The technical literature also teaches (Ehrenstein: Eingenverstärkung von Thermoplasten im Schmelze-Deformationsprozeβ in the German magazine “Die Angewandte Makromolekulare Chemie” 175 (1990), pages 187 to 203) that for polyamides, only 3% and 6% and for polyethylene only 33% and 5.5% of the theoretical mechanical values for the modulus of elasticity [N/mm2] and tensile strength [N/mm2] respectively are obtained through extrusion and injection molding methods, wherein for injection-molded components, the tension-free state (molecular balled structure) is preferred.

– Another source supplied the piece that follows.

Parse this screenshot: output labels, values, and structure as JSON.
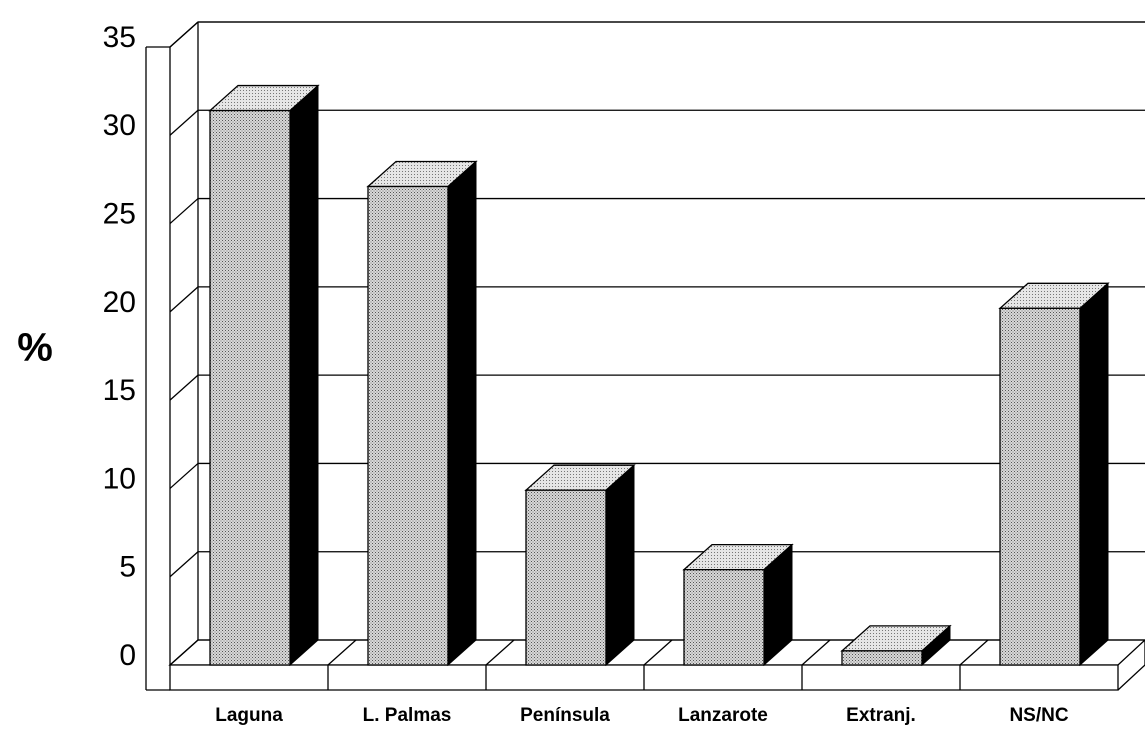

It is the underlying object of the invention to produce bristles through injecting molding whose bending behavior and bend recovery is superior to that of extruded bristles, and which permits maximum attainment of the theoretical values of the modulus of elasticity and tensile strength to produce bristles of high quality through a large length range with relatively small cross-sections for simplified production of bristle geometries and bristle arrangements adjusted to the requirements of the final product such as brushes or paint brushes. The invention also concerns a device, which is suitable for carrying out the method.